According to The Awin Report 2017 by global affiliate marketing giant Awin, marketers are shifting towards tangible and unequivocal measurements and affiliate marketing is primed to help them achieve those goals. “For too long, affiliate marketing has been waiting in the wings, anticipating a time when its business model would resonate, and with the continued gravitational pull towards performance … it is time to take centre stage,” says the report.

Of particular significance, The Awin Report 2017 found that every marketing dollar spent on affiliate marketing provides a 17-fold yield.

But Involve Asia is a small fish in a very large pond. Affiliate marketing may have yet to hit critical mass in this part of the world, but major North American content creators and news outlets such as Buzzfeed and the Huffington Post have invested heavily in growing their own affiliate marketing capabilities. Similarly, e-commerce giants such as Amazon and Lazada have dedicated affiliate marketing programmes for their retailers.

But even before affiliate marketing gains global acceptance among advertisers and publishers alike, new questions are already being asked about the high volumes of very valuable and targeted data being churned out by the industry.
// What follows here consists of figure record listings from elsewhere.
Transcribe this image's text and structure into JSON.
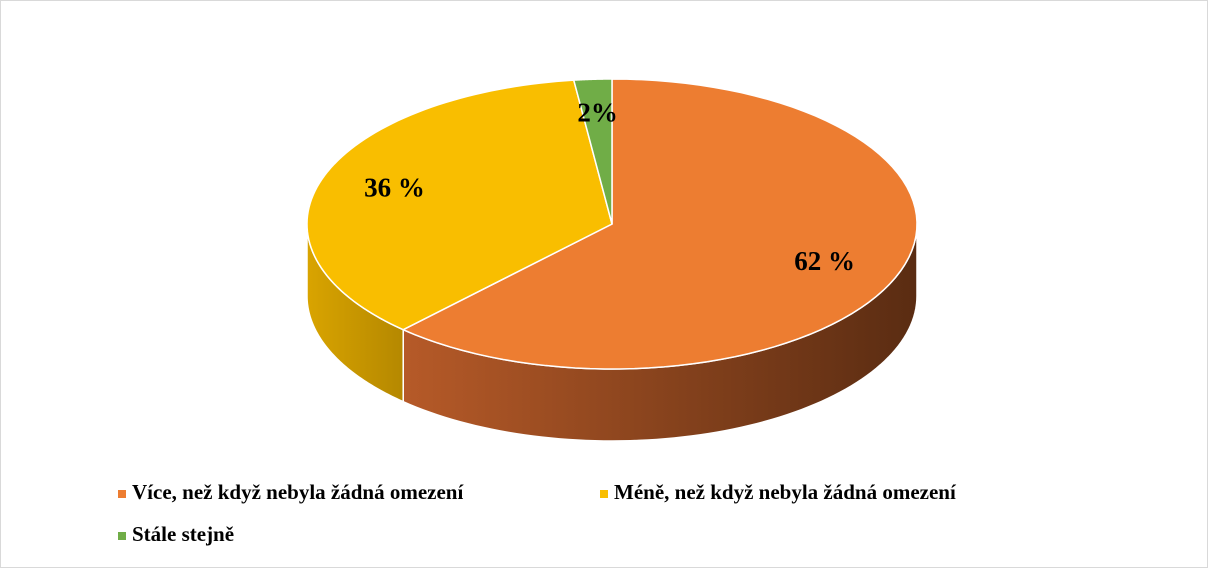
{
  "chart_data": {
    "type": "pie",
    "categories": [
      "Více, než když nebyla žádná omezení",
      "Méně, než když nebyla žádná omezení",
      "Stále stejně"
    ],
    "values": [
      62,
      36,
      2
    ],
    "value_labels": [
      "62 %",
      "36 %",
      "2%"
    ],
    "colors": [
      "#ed7d31",
      "#f9be00",
      "#70ad47"
    ],
    "legend": "bottom"
  }
}
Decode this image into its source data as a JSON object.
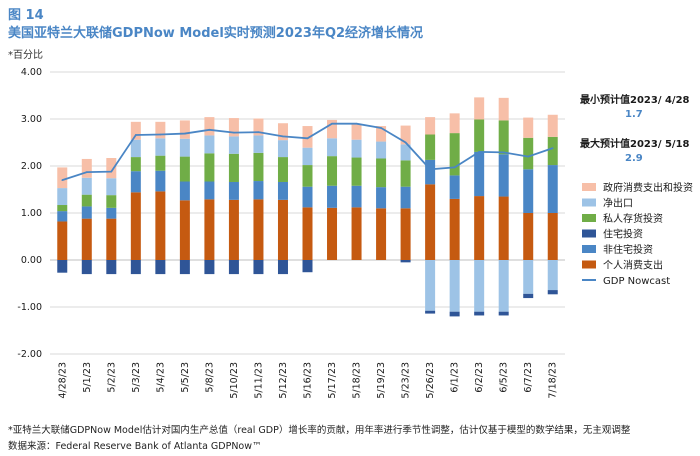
{
  "figure_label": "图 14",
  "title": "美国亚特兰大联储GDPNow Model实时预测2023年Q2经济增长情况",
  "unit_label": "*百分比",
  "annotations": {
    "min": {
      "label": "最小预计值2023/ 4/28",
      "value": "1.7"
    },
    "max": {
      "label": "最大预计值2023/ 5/18",
      "value": "2.9"
    }
  },
  "footnote": "*亚特兰大联储GDPNow Model估计对国内生产总值（real GDP）增长率的贡献，用年率进行季节性调整，估计仅基于模型的数学结果，无主观调整",
  "source": "数据来源：Federal Reserve Bank of Atlanta GDPNow™",
  "colors": {
    "gov": "#f7bfa8",
    "netexp": "#9dc3e6",
    "inventory": "#70ad47",
    "residential": "#2f5597",
    "nonres": "#4a86c5",
    "consumption": "#c55a11",
    "line": "#4a86c5",
    "title": "#4a86c5"
  },
  "chart_data": {
    "type": "bar",
    "stacked": true,
    "ylim": [
      -2.0,
      4.0
    ],
    "yticks": [
      "4.00",
      "3.00",
      "2.00",
      "1.00",
      "0.00",
      "-1.00",
      "-2.00"
    ],
    "ytick_values": [
      4,
      3,
      2,
      1,
      0,
      -1,
      -2
    ],
    "categories": [
      "4/28/23",
      "5/1/23",
      "5/2/23",
      "5/3/23",
      "5/4/23",
      "5/5/23",
      "5/8/23",
      "5/10/23",
      "5/11/23",
      "5/12/23",
      "5/16/23",
      "5/17/23",
      "5/18/23",
      "5/19/23",
      "5/23/23",
      "5/26/23",
      "6/1/23",
      "6/2/23",
      "6/5/23",
      "6/7/23",
      "7/18/23"
    ],
    "series": [
      {
        "name": "个人消费支出",
        "key": "consumption",
        "values": [
          0.82,
          0.88,
          0.88,
          1.44,
          1.46,
          1.27,
          1.29,
          1.28,
          1.29,
          1.28,
          1.12,
          1.11,
          1.12,
          1.1,
          1.1,
          1.61,
          1.3,
          1.36,
          1.35,
          1.0,
          1.0
        ]
      },
      {
        "name": "非住宅投资",
        "key": "nonres",
        "values": [
          0.22,
          0.26,
          0.23,
          0.45,
          0.44,
          0.4,
          0.38,
          0.38,
          0.39,
          0.38,
          0.44,
          0.47,
          0.46,
          0.45,
          0.46,
          0.52,
          0.5,
          0.94,
          0.9,
          0.93,
          1.02
        ]
      },
      {
        "name": "住宅投资",
        "key": "residential",
        "values": [
          0.0,
          0.0,
          0.0,
          0.0,
          0.0,
          0.0,
          0.0,
          0.0,
          0.0,
          0.0,
          0.0,
          0.0,
          0.0,
          0.0,
          0.0,
          0.0,
          0.0,
          0.0,
          0.0,
          0.0,
          0.0
        ]
      },
      {
        "name": "私人存货投资",
        "key": "inventory",
        "values": [
          0.13,
          0.25,
          0.27,
          0.3,
          0.32,
          0.53,
          0.6,
          0.6,
          0.6,
          0.53,
          0.46,
          0.63,
          0.6,
          0.61,
          0.56,
          0.54,
          0.9,
          0.69,
          0.72,
          0.67,
          0.6
        ]
      },
      {
        "name": "净出口",
        "key": "netexp",
        "values": [
          0.36,
          0.36,
          0.36,
          0.37,
          0.37,
          0.38,
          0.38,
          0.37,
          0.37,
          0.36,
          0.37,
          0.38,
          0.38,
          0.36,
          0.34,
          0.0,
          0.0,
          0.0,
          0.0,
          0.0,
          0.0
        ]
      },
      {
        "name": "政府消费支出和投资",
        "key": "gov",
        "values": [
          0.44,
          0.4,
          0.43,
          0.38,
          0.35,
          0.39,
          0.39,
          0.39,
          0.36,
          0.36,
          0.46,
          0.39,
          0.33,
          0.33,
          0.4,
          0.37,
          0.42,
          0.47,
          0.48,
          0.43,
          0.47
        ]
      }
    ],
    "negatives": [
      {
        "name": "净出口",
        "key": "netexp",
        "values": [
          0,
          0,
          0,
          0,
          0,
          0,
          0,
          0,
          0,
          0,
          0,
          0,
          0,
          0,
          0,
          -1.08,
          -1.1,
          -1.1,
          -1.1,
          -0.72,
          -0.64
        ]
      },
      {
        "name": "住宅投资",
        "key": "residential",
        "values": [
          -0.27,
          -0.3,
          -0.3,
          -0.3,
          -0.3,
          -0.3,
          -0.3,
          -0.3,
          -0.3,
          -0.3,
          -0.26,
          0.0,
          0.0,
          0.0,
          -0.05,
          -0.06,
          -0.1,
          -0.08,
          -0.08,
          -0.09,
          -0.09
        ]
      }
    ],
    "line": {
      "name": "GDP Nowcast",
      "values": [
        1.7,
        1.87,
        1.88,
        2.66,
        2.67,
        2.69,
        2.77,
        2.71,
        2.72,
        2.63,
        2.59,
        2.9,
        2.9,
        2.81,
        2.5,
        1.93,
        1.97,
        2.3,
        2.29,
        2.2,
        2.38
      ]
    },
    "legend": [
      {
        "label": "政府消费支出和投资",
        "key": "gov",
        "kind": "bar"
      },
      {
        "label": "净出口",
        "key": "netexp",
        "kind": "bar"
      },
      {
        "label": "私人存货投资",
        "key": "inventory",
        "kind": "bar"
      },
      {
        "label": "住宅投资",
        "key": "residential",
        "kind": "bar"
      },
      {
        "label": "非住宅投资",
        "key": "nonres",
        "kind": "bar"
      },
      {
        "label": "个人消费支出",
        "key": "consumption",
        "kind": "bar"
      },
      {
        "label": "GDP  Nowcast",
        "key": "line",
        "kind": "line"
      }
    ]
  }
}
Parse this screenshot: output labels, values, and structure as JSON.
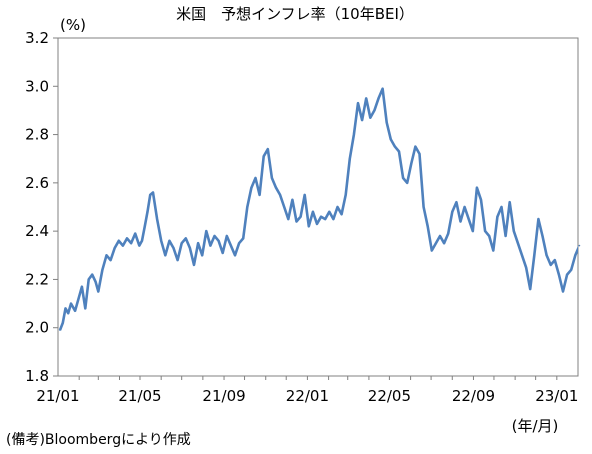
{
  "chart_data": {
    "type": "line",
    "title": "米国　予想インフレ率（10年BEI）",
    "unit_label": "(%)",
    "xlabel": "(年/月)",
    "source_note": "(備考)Bloombergにより作成",
    "ylim": [
      1.8,
      3.2
    ],
    "y_ticks": [
      1.8,
      2.0,
      2.2,
      2.4,
      2.6,
      2.8,
      3.0,
      3.2
    ],
    "y_tick_labels": [
      "1.8",
      "2.0",
      "2.2",
      "2.4",
      "2.6",
      "2.8",
      "3.0",
      "3.2"
    ],
    "x_range": [
      "2021-01",
      "2023-02"
    ],
    "x_tick_labels": [
      "21/01",
      "21/05",
      "21/09",
      "22/01",
      "22/05",
      "22/09",
      "23/01"
    ],
    "grid": false,
    "line_color": "#4f81bd",
    "series": [
      {
        "x": [
          "2021-01-04",
          "2021-01-08",
          "2021-01-12",
          "2021-01-16",
          "2021-01-20",
          "2021-01-26",
          "2021-02-01",
          "2021-02-05",
          "2021-02-10",
          "2021-02-15",
          "2021-02-20",
          "2021-02-25",
          "2021-03-01",
          "2021-03-07",
          "2021-03-13",
          "2021-03-19",
          "2021-03-25",
          "2021-03-31",
          "2021-04-06",
          "2021-04-12",
          "2021-04-18",
          "2021-04-24",
          "2021-04-30",
          "2021-05-04",
          "2021-05-08",
          "2021-05-12",
          "2021-05-16",
          "2021-05-20",
          "2021-05-26",
          "2021-06-01",
          "2021-06-07",
          "2021-06-13",
          "2021-06-19",
          "2021-06-25",
          "2021-07-01",
          "2021-07-07",
          "2021-07-13",
          "2021-07-19",
          "2021-07-25",
          "2021-07-31",
          "2021-08-06",
          "2021-08-12",
          "2021-08-18",
          "2021-08-24",
          "2021-08-30",
          "2021-09-05",
          "2021-09-11",
          "2021-09-17",
          "2021-09-23",
          "2021-09-29",
          "2021-10-05",
          "2021-10-11",
          "2021-10-17",
          "2021-10-23",
          "2021-10-29",
          "2021-11-04",
          "2021-11-10",
          "2021-11-16",
          "2021-11-22",
          "2021-11-28",
          "2021-12-04",
          "2021-12-10",
          "2021-12-16",
          "2021-12-22",
          "2021-12-28",
          "2022-01-03",
          "2022-01-09",
          "2022-01-15",
          "2022-01-21",
          "2022-01-27",
          "2022-02-02",
          "2022-02-08",
          "2022-02-14",
          "2022-02-20",
          "2022-02-26",
          "2022-03-04",
          "2022-03-10",
          "2022-03-16",
          "2022-03-22",
          "2022-03-28",
          "2022-04-03",
          "2022-04-09",
          "2022-04-15",
          "2022-04-21",
          "2022-04-27",
          "2022-05-03",
          "2022-05-09",
          "2022-05-15",
          "2022-05-21",
          "2022-05-27",
          "2022-06-02",
          "2022-06-08",
          "2022-06-14",
          "2022-06-20",
          "2022-06-26",
          "2022-07-02",
          "2022-07-08",
          "2022-07-14",
          "2022-07-20",
          "2022-07-26",
          "2022-08-01",
          "2022-08-07",
          "2022-08-13",
          "2022-08-19",
          "2022-08-25",
          "2022-08-31",
          "2022-09-06",
          "2022-09-12",
          "2022-09-18",
          "2022-09-24",
          "2022-09-30",
          "2022-10-06",
          "2022-10-12",
          "2022-10-18",
          "2022-10-24",
          "2022-10-30",
          "2022-11-05",
          "2022-11-11",
          "2022-11-17",
          "2022-11-23",
          "2022-11-29",
          "2022-12-05",
          "2022-12-11",
          "2022-12-17",
          "2022-12-23",
          "2022-12-29",
          "2023-01-04",
          "2023-01-10",
          "2023-01-16",
          "2023-01-22",
          "2023-01-28",
          "2023-02-03"
        ],
        "values": [
          1.99,
          2.02,
          2.08,
          2.06,
          2.1,
          2.07,
          2.13,
          2.17,
          2.08,
          2.2,
          2.22,
          2.19,
          2.15,
          2.24,
          2.3,
          2.28,
          2.33,
          2.36,
          2.34,
          2.37,
          2.35,
          2.39,
          2.34,
          2.36,
          2.42,
          2.48,
          2.55,
          2.56,
          2.45,
          2.36,
          2.3,
          2.36,
          2.33,
          2.28,
          2.35,
          2.37,
          2.33,
          2.26,
          2.35,
          2.3,
          2.4,
          2.34,
          2.38,
          2.36,
          2.31,
          2.38,
          2.34,
          2.3,
          2.35,
          2.37,
          2.5,
          2.58,
          2.62,
          2.55,
          2.71,
          2.74,
          2.62,
          2.58,
          2.55,
          2.5,
          2.45,
          2.53,
          2.44,
          2.46,
          2.55,
          2.42,
          2.48,
          2.43,
          2.46,
          2.45,
          2.48,
          2.45,
          2.5,
          2.47,
          2.55,
          2.7,
          2.8,
          2.93,
          2.86,
          2.95,
          2.87,
          2.9,
          2.95,
          2.99,
          2.85,
          2.78,
          2.75,
          2.73,
          2.62,
          2.6,
          2.68,
          2.75,
          2.72,
          2.5,
          2.42,
          2.32,
          2.35,
          2.38,
          2.35,
          2.39,
          2.48,
          2.52,
          2.44,
          2.5,
          2.45,
          2.4,
          2.58,
          2.53,
          2.4,
          2.38,
          2.32,
          2.46,
          2.5,
          2.38,
          2.52,
          2.4,
          2.35,
          2.3,
          2.25,
          2.16,
          2.3,
          2.45,
          2.38,
          2.3,
          2.26,
          2.28,
          2.22,
          2.15,
          2.22,
          2.24,
          2.3,
          2.34
        ]
      }
    ]
  }
}
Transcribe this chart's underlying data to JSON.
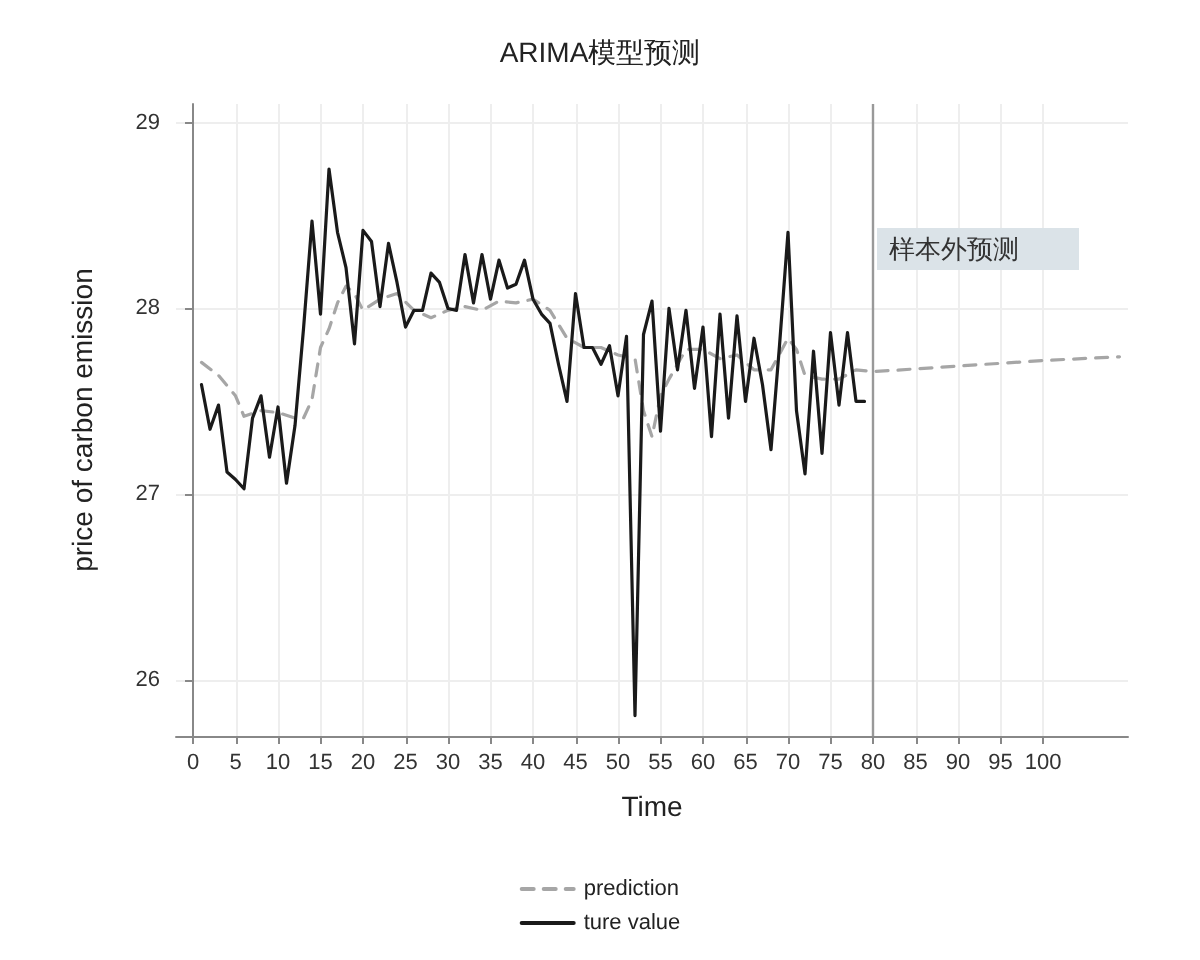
{
  "chart_data": {
    "type": "line",
    "title": "ARIMA模型预测",
    "xlabel": "Time",
    "ylabel": "price of carbon emission",
    "x": [
      1,
      2,
      3,
      4,
      5,
      6,
      7,
      8,
      9,
      10,
      11,
      12,
      13,
      14,
      15,
      16,
      17,
      18,
      19,
      20,
      21,
      22,
      23,
      24,
      25,
      26,
      27,
      28,
      29,
      30,
      31,
      32,
      33,
      34,
      35,
      36,
      37,
      38,
      39,
      40,
      41,
      42,
      43,
      44,
      45,
      46,
      47,
      48,
      49,
      50,
      51,
      52,
      53,
      54,
      55,
      56,
      57,
      58,
      59,
      60,
      61,
      62,
      63,
      64,
      65,
      66,
      67,
      68,
      69,
      70,
      71,
      72,
      73,
      74,
      75,
      76,
      77,
      78,
      79
    ],
    "series": [
      {
        "name": "prediction",
        "color": "#a6a6a6",
        "line_style": "dashed",
        "x": [
          1,
          3,
          5,
          6,
          8,
          10,
          12,
          13,
          14,
          15,
          16,
          17,
          18,
          19,
          20,
          22,
          24,
          26,
          28,
          30,
          32,
          34,
          36,
          38,
          40,
          42,
          44,
          46,
          48,
          50,
          52,
          53,
          54,
          55,
          56,
          58,
          60,
          62,
          64,
          66,
          68,
          70,
          71,
          72,
          74,
          76,
          78,
          80,
          90,
          100,
          109
        ],
        "values": [
          27.71,
          27.64,
          27.53,
          27.42,
          27.45,
          27.44,
          27.41,
          27.41,
          27.51,
          27.79,
          27.89,
          28.03,
          28.12,
          28.08,
          27.99,
          28.05,
          28.08,
          27.99,
          27.95,
          27.99,
          28.01,
          27.99,
          28.04,
          28.03,
          28.05,
          27.99,
          27.84,
          27.79,
          27.79,
          27.75,
          27.73,
          27.45,
          27.31,
          27.53,
          27.62,
          27.78,
          27.78,
          27.73,
          27.75,
          27.67,
          27.67,
          27.84,
          27.78,
          27.64,
          27.62,
          27.62,
          27.67,
          27.66,
          27.69,
          27.72,
          27.74
        ]
      },
      {
        "name": "ture value",
        "color": "#1a1a1a",
        "line_style": "solid",
        "values": [
          27.59,
          27.35,
          27.48,
          27.12,
          27.08,
          27.03,
          27.41,
          27.53,
          27.2,
          27.47,
          27.06,
          27.37,
          27.89,
          28.47,
          27.97,
          28.75,
          28.41,
          28.22,
          27.81,
          28.42,
          28.36,
          28.01,
          28.35,
          28.14,
          27.9,
          27.99,
          27.99,
          28.19,
          28.14,
          28.0,
          27.99,
          28.29,
          28.03,
          28.29,
          28.05,
          28.26,
          28.11,
          28.13,
          28.26,
          28.05,
          27.97,
          27.92,
          27.7,
          27.5,
          28.08,
          27.79,
          27.79,
          27.7,
          27.8,
          27.53,
          27.85,
          25.81,
          27.86,
          28.04,
          27.34,
          28.0,
          27.67,
          27.99,
          27.57,
          27.9,
          27.31,
          27.97,
          27.41,
          27.96,
          27.5,
          27.84,
          27.59,
          27.24,
          27.8,
          28.41,
          27.45,
          27.11,
          27.77,
          27.22,
          27.87,
          27.48,
          27.87,
          27.5,
          27.5
        ]
      }
    ],
    "xlim": [
      -2,
      110
    ],
    "xticks": [
      0,
      5,
      10,
      15,
      20,
      25,
      30,
      35,
      40,
      45,
      50,
      55,
      60,
      65,
      70,
      75,
      80,
      85,
      90,
      95,
      100
    ],
    "ylim": [
      25.7,
      29.1
    ],
    "yticks": [
      26,
      27,
      28,
      29
    ],
    "ref_lines": [
      {
        "axis": "x",
        "value": 80,
        "color": "#999999"
      }
    ],
    "annotations": [
      {
        "text": "样本外预测",
        "x": 80,
        "y": 28.32
      }
    ],
    "grid": true,
    "legend": "bottom",
    "marker": "none"
  }
}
With affiliate marketing, advertisers and publishers have access to unique data sets. This could give rise to a host of game-changing performance-tracking metrics. For example, according to The Awin Report 2017, affiliate marketing could turn customer “stickiness”, that is, the lifetime value of a customer’s relationship with a brand, into a more prominent measure of success for an affiliate marketing campaign. This is in contrast with the traditional metric of online marketing success: new customer acquisition.

It adds that while there has traditionally been a reluctance among advertisers and publishers to share this data, doing so could potentially unlock what is essentially the holy grail of the advertising industry: hyper-personalised and targeted advertising, aimed at ever shrinking and more divisible groups of consumers, with little or no loss to reach.

Involve Asia generates significant amounts of accurate, highly targeted data and, like any forward thinking company, it is constantly looking for ways to leverage these unique data sets to provide value-add for its advertisers. “We are looking at the amount of data we have generated to date and are trying to build better tools for our advertisers and publishers,” says How.